C12H22O11 • 2H2O
Soluble in water (100 mg/mL) and hot alcohol
Trehalose is a sugar consisting of 2 glucose molecules. Also known as mycose or tremalose, this sugar is synthesized by some bacteria, fungi, plants and invertebrates as a source of energy as well as to survive freezing and lack of water. It is among the most effective sugars for the stabilization of proteins against damage caused by desiccation or freezing and is noted for its high water-retention capabilities, protecting cells against multiple environmental stressors. It is rarely used as a replacement for conventional sweeteners. It is more commonly used as a cryoprotectant in a variety of cell freezing media. A wide array of implemental enzymes, probes, substrates, antibodies and biology reagents can be kept in trehalose, saving on expensive freezer storage.

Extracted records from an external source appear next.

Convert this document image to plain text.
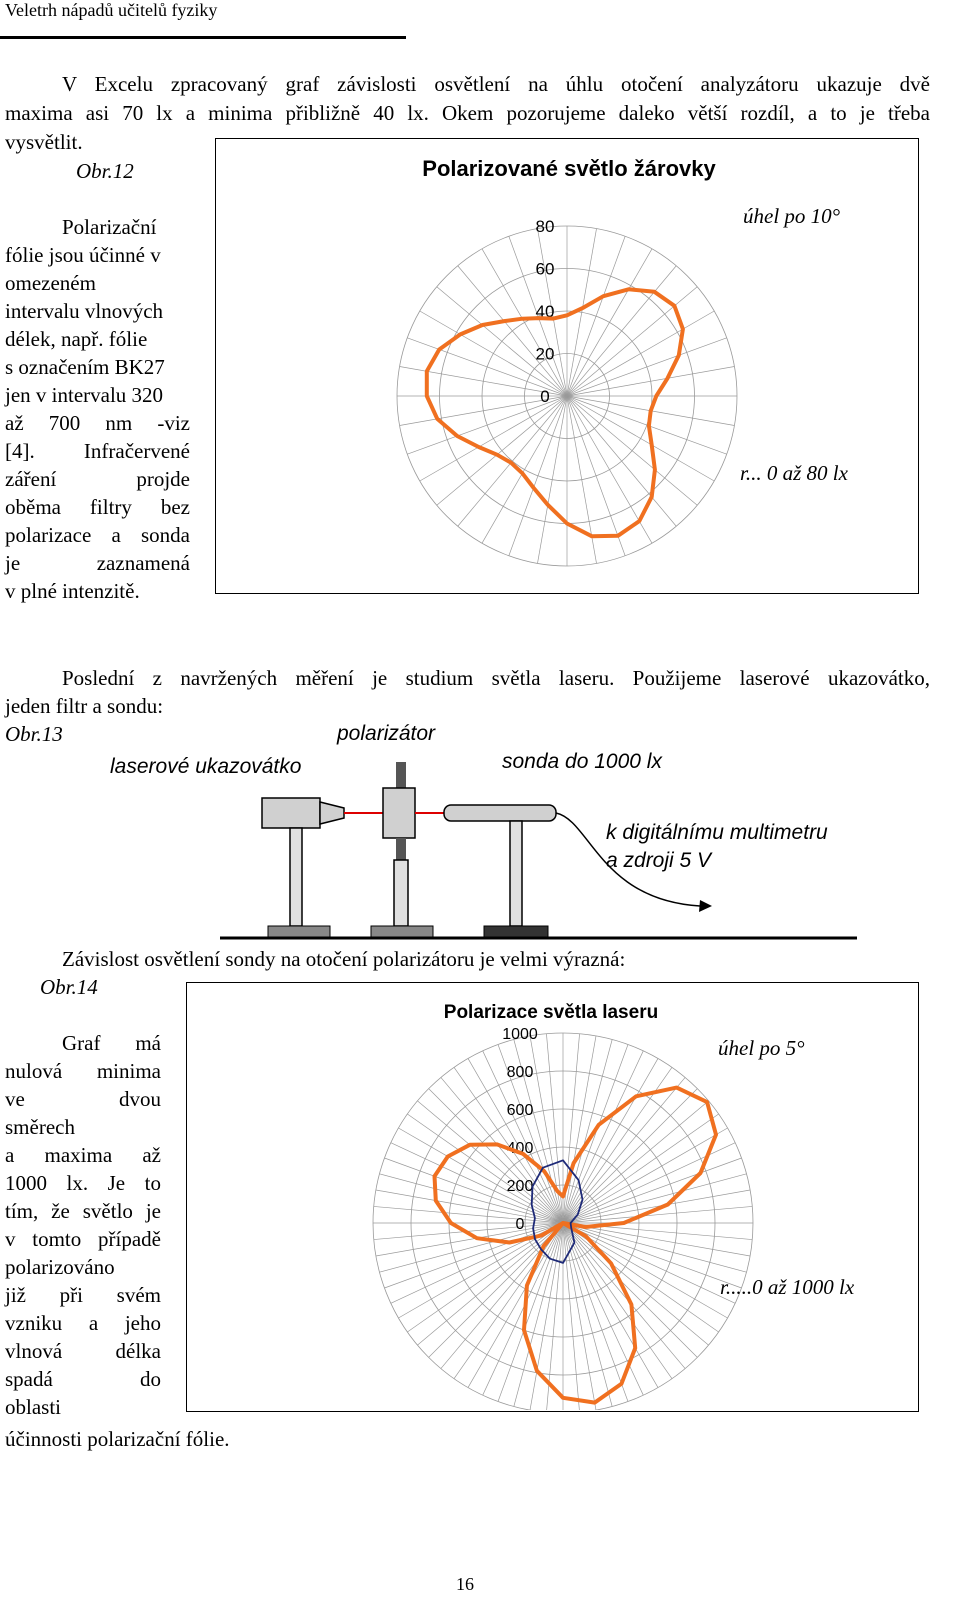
Veletrh nápadů učitelů fyziky
V Excelu zpracovaný graf závislosti osvětlení na úhlu otočení analyzátoru ukazuje dvě
maxima asi 70 lx a minima přibližně 40 lx. Okem pozorujeme daleko větší rozdíl, a to je třeba
vysvětlit.
Obr.12
Polarizační
fólie jsou účinné v
omezeném
intervalu vlnových
délek, např. fólie
s označením BK27
jen v intervalu 320
až 700 nm -viz
[4]. Infračervené
záření projde
oběma filtry bez
polarizace a sonda
je zaznamená
v plné intenzitě.
Polarizované světlo žárovky
0
20
40
60
80	úhel po 10°
r... 0 až 80 lx
Poslední z navržených měření je studium světla laseru. Použijeme laserové ukazovátko,
jeden filtr a sondu:
Obr.13	polarizátor
laserové ukazovátko	sonda do 1000 lx
k digitálnímu multimetru
a zdroji 5 V
Závislost osvětlení sondy na otočení polarizátoru je velmi výrazná:
Obr.14
Graf má
nulová minima
ve dvou
směrech
a maxima až
1000 lx. Je to
tím, že světlo je
v tomto případě
polarizováno
již při svém
vzniku a jeho
vlnová délka
spadá do
oblasti
účinnosti polarizační fólie.
Polarizace světla laseru
0
200
400
600
800
1000
úhel po 5°
r.....0 až 1000 lx
16
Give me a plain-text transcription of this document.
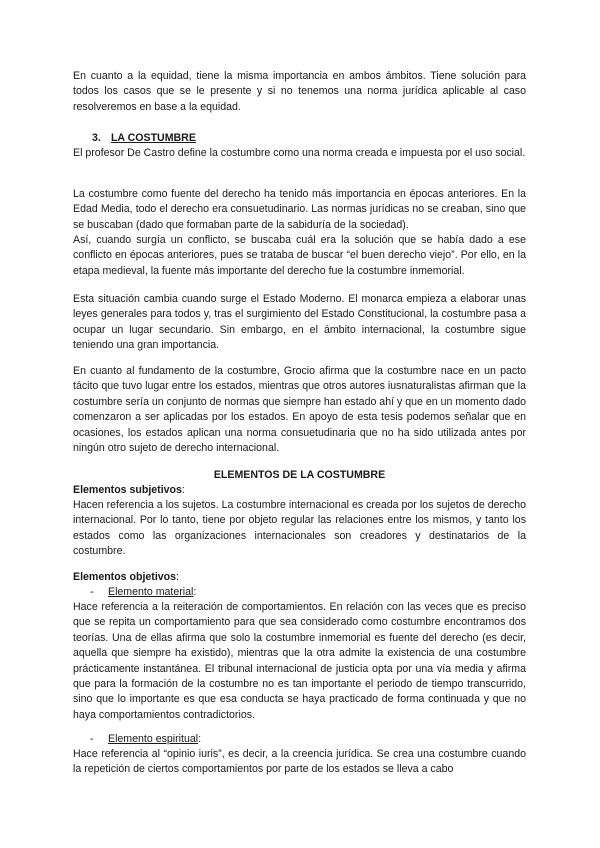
En cuanto a la equidad, tiene la misma importancia en ambos ámbitos. Tiene solución para todos los casos que se le presente y si no tenemos una norma jurídica aplicable al caso resolveremos en base a la equidad.

3. LA COSTUMBRE

El profesor De Castro define la costumbre como una norma creada e impuesta por el uso social.

La costumbre como fuente del derecho ha tenido más importancia en épocas anteriores. En la Edad Media, todo el derecho era consuetudinario. Las normas jurídicas no se creaban, sino que se buscaban (dado que formaban parte de la sabiduría de la sociedad).

Así, cuando surgía un conflicto, se buscaba cuál era la solución que se había dado a ese conflicto en épocas anteriores, pues se trataba de buscar “el buen derecho viejo”. Por ello, en la etapa medieval, la fuente más importante del derecho fue la costumbre inmemorial.

Esta situación cambia cuando surge el Estado Moderno. El monarca empieza a elaborar unas leyes generales para todos y, tras el surgimiento del Estado Constitucional, la costumbre pasa a ocupar un lugar secundario. Sin embargo, en el ámbito internacional, la costumbre sigue teniendo una gran importancia.

En cuanto al fundamento de la costumbre, Grocio afirma que la costumbre nace en un pacto tácito que tuvo lugar entre los estados, mientras que otros autores iusnaturalistas afirman que la costumbre sería un conjunto de normas que siempre han estado ahí y que en un momento dado comenzaron a ser aplicadas por los estados. En apoyo de esta tesis podemos señalar que en ocasiones, los estados aplican una norma consuetudinaria que no ha sido utilizada antes por ningún otro sujeto de derecho internacional.

ELEMENTOS DE LA COSTUMBRE
Elementos subjetivos:

Hacen referencia a los sujetos. La costumbre internacional es creada por los sujetos de derecho internacional. Por lo tanto, tiene por objeto regular las relaciones entre los mismos, y tanto los estados como las organizaciones internacionales son creadores y destinatarios de la costumbre.

Elementos objetivos:
- Elemento material:

Hace referencia a la reiteración de comportamientos. En relación con las veces que es preciso que se repita un comportamiento para que sea considerado como costumbre encontramos dos teorías. Una de ellas afirma que solo la costumbre inmemorial es fuente del derecho (es decir, aquella que siempre ha existido), mientras que la otra admite la existencia de una costumbre prácticamente instantánea. El tribunal internacional de justicia opta por una vía media y afirma que para la formación de la costumbre no es tan importante el periodo de tiempo transcurrido, sino que lo importante es que esa conducta se haya practicado de forma continuada y que no haya comportamientos contradictorios.

- Elemento espiritual:

Hace referencia al “opinio iuris”, es decir, a la creencia jurídica. Se crea una costumbre cuando la repetición de ciertos comportamientos por parte de los estados se lleva a cabo
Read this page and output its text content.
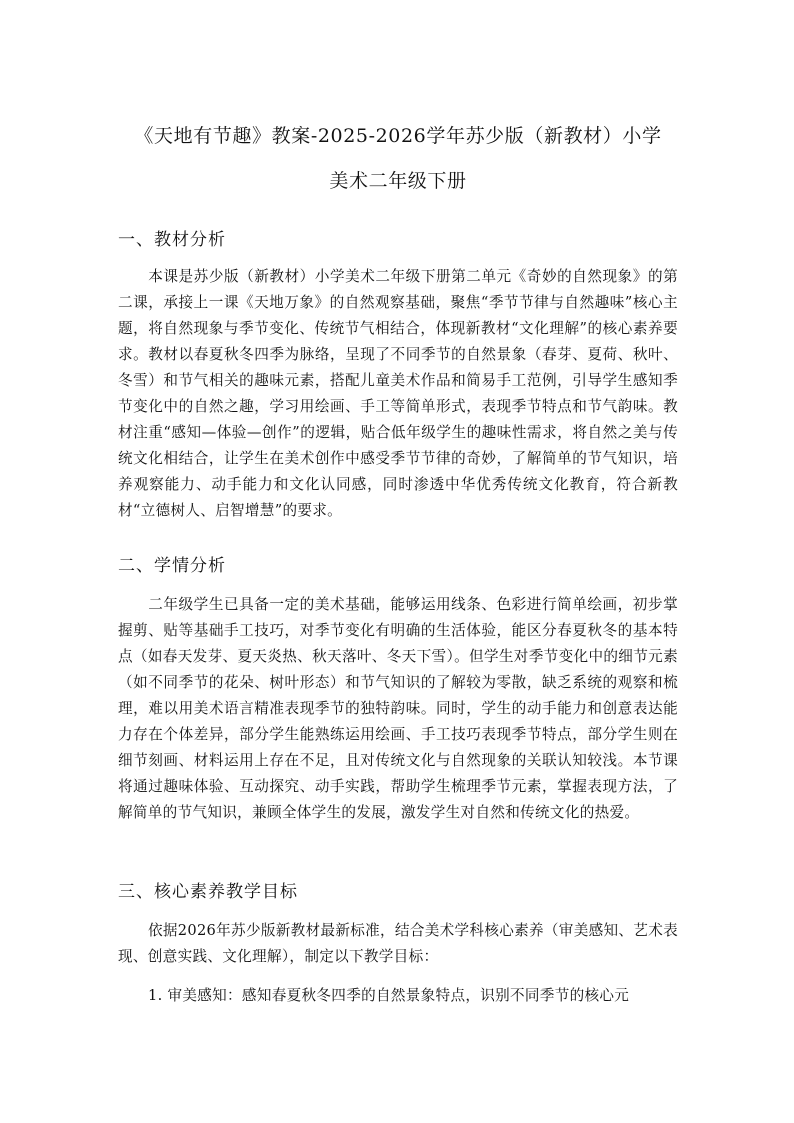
《天地有节趣》教案-2025-2026学年苏少版（新教材）小学
美术二年级下册
一、教材分析

本课是苏少版（新教材）小学美术二年级下册第二单元《奇妙的自然现象》的第二课，承接上一课《天地万象》的自然观察基础，聚焦“季节节律与自然趣味”核心主题，将自然现象与季节变化、传统节气相结合，体现新教材“文化理解”的核心素养要求。教材以春夏秋冬四季为脉络，呈现了不同季节的自然景象（春芽、夏荷、秋叶、冬雪）和节气相关的趣味元素，搭配儿童美术作品和简易手工范例，引导学生感知季节变化中的自然之趣，学习用绘画、手工等简单形式，表现季节特点和节气韵味。教材注重“感知—体验—创作”的逻辑，贴合低年级学生的趣味性需求，将自然之美与传统文化相结合，让学生在美术创作中感受季节节律的奇妙，了解简单的节气知识，培养观察能力、动手能力和文化认同感，同时渗透中华优秀传统文化教育，符合新教材“立德树人、启智增慧”的要求。

二、学情分析

二年级学生已具备一定的美术基础，能够运用线条、色彩进行简单绘画，初步掌握剪、贴等基础手工技巧，对季节变化有明确的生活体验，能区分春夏秋冬的基本特点（如春天发芽、夏天炎热、秋天落叶、冬天下雪）。但学生对季节变化中的细节元素（如不同季节的花朵、树叶形态）和节气知识的了解较为零散，缺乏系统的观察和梳理，难以用美术语言精准表现季节的独特韵味。同时，学生的动手能力和创意表达能力存在个体差异，部分学生能熟练运用绘画、手工技巧表现季节特点，部分学生则在细节刻画、材料运用上存在不足，且对传统文化与自然现象的关联认知较浅。本节课将通过趣味体验、互动探究、动手实践，帮助学生梳理季节元素，掌握表现方法，了解简单的节气知识，兼顾全体学生的发展，激发学生对自然和传统文化的热爱。

三、核心素养教学目标

依据2026年苏少版新教材最新标准，结合美术学科核心素养（审美感知、艺术表现、创意实践、文化理解），制定以下教学目标：

1. 审美感知：感知春夏秋冬四季的自然景象特点，识别不同季节的核心元
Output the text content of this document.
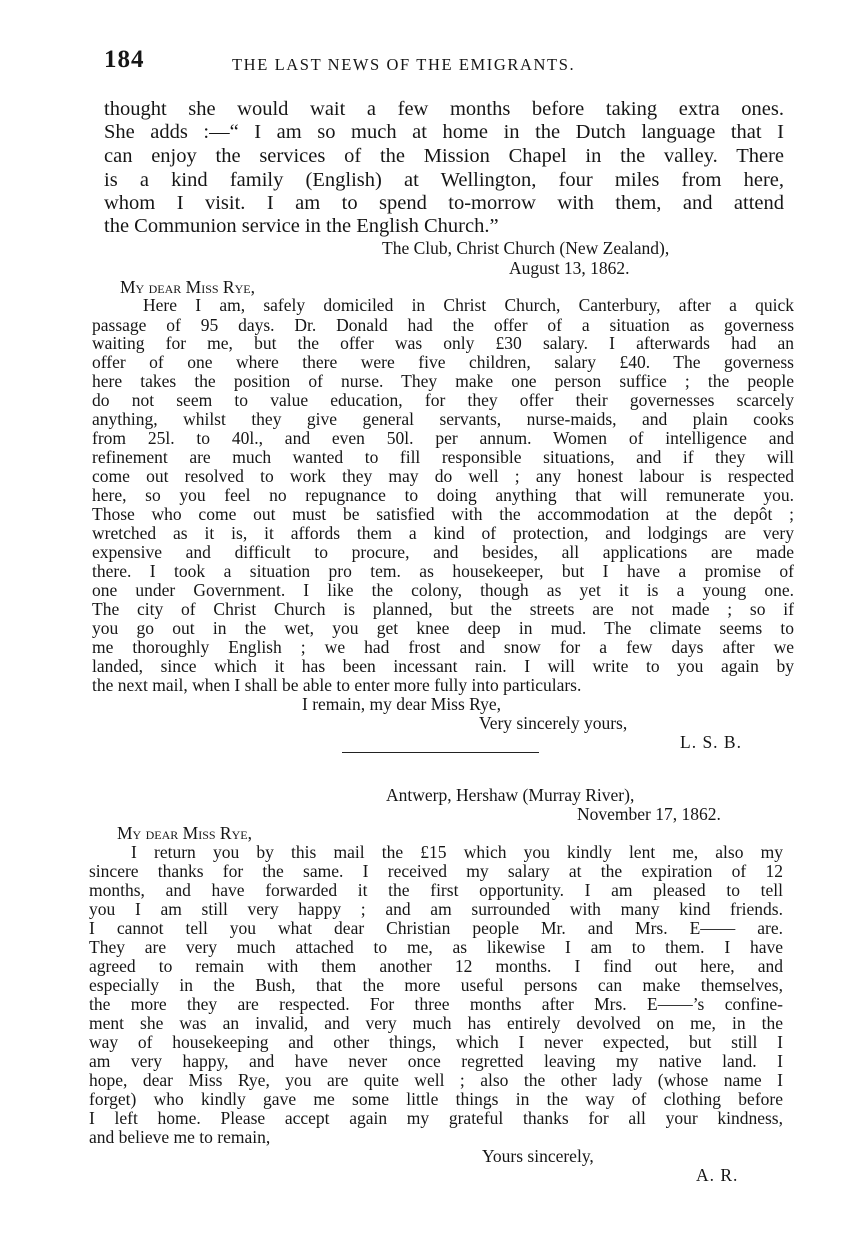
184	THE LAST NEWS OF THE EMIGRANTS.
thought she would wait a few months before taking extra ones.
She adds :—“ I am so much at home in the Dutch language that I
can enjoy the services of the Mission Chapel in the valley. There
is a kind family (English) at Wellington, four miles from here,
whom I visit. I am to spend to-morrow with them, and attend
the Communion service in the English Church.”
The Club, Christ Church (New Zealand),
August 13, 1862.
My dear Miss Rye,
Here I am, safely domiciled in Christ Church, Canterbury, after a quick
passage of 95 days. Dr. Donald had the offer of a situation as governess
waiting for me, but the offer was only £30 salary. I afterwards had an
offer of one where there were five children, salary £40. The governess
here takes the position of nurse. They make one person suffice ; the people
do not seem to value education, for they offer their governesses scarcely
anything, whilst they give general servants, nurse-maids, and plain cooks
from 25l. to 40l., and even 50l. per annum. Women of intelligence and
refinement are much wanted to fill responsible situations, and if they will
come out resolved to work they may do well ; any honest labour is respected
here, so you feel no repugnance to doing anything that will remunerate you.
Those who come out must be satisfied with the accommodation at the depôt ;
wretched as it is, it affords them a kind of protection, and lodgings are very
expensive and difficult to procure, and besides, all applications are made
there. I took a situation pro tem. as housekeeper, but I have a promise of
one under Government. I like the colony, though as yet it is a young one.
The city of Christ Church is planned, but the streets are not made ; so if
you go out in the wet, you get knee deep in mud. The climate seems to
me thoroughly English ; we had frost and snow for a few days after we
landed, since which it has been incessant rain. I will write to you again by
the next mail, when I shall be able to enter more fully into particulars.
I remain, my dear Miss Rye,
Very sincerely yours,
L. S. B.
Antwerp, Hershaw (Murray River),
November 17, 1862.
My dear Miss Rye,
I return you by this mail the £15 which you kindly lent me, also my
sincere thanks for the same. I received my salary at the expiration of 12
months, and have forwarded it the first opportunity. I am pleased to tell
you I am still very happy ; and am surrounded with many kind friends.
I cannot tell you what dear Christian people Mr. and Mrs. E—— are.
They are very much attached to me, as likewise I am to them. I have
agreed to remain with them another 12 months. I find out here, and
especially in the Bush, that the more useful persons can make themselves,
the more they are respected. For three months after Mrs. E——’s confine-
ment she was an invalid, and very much has entirely devolved on me, in the
way of housekeeping and other things, which I never expected, but still I
am very happy, and have never once regretted leaving my native land. I
hope, dear Miss Rye, you are quite well ; also the other lady (whose name I
forget) who kindly gave me some little things in the way of clothing before
I left home. Please accept again my grateful thanks for all your kindness,
and believe me to remain,
Yours sincerely,
A. R.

D-(+)-Trehalose dihydrate is a non-reducing disaccharide, yielding 2 moles of D-glucose upon acid hydrolysis. It is an inducer of autophagy and has properties allowing it to stabilize partially unfolded proteins and inhibit protein aggregation. Trehalose dihydrate has been demonstrated to decrease lysosomal amyloid precursor protein (APP) and inhibits polyglutamine-mediated protein aggregation both in vivo and in vitro. This sugar is known to accumulate in osmotically-stressed bacterial cultures and protects against the adverse effects of dehydration. Trehalose dihydrate demonstrates a low chemical reactivity, is non-reducing, and has a high affinity for water molecules.
Research or further manufacturing use only, not for food or drug use.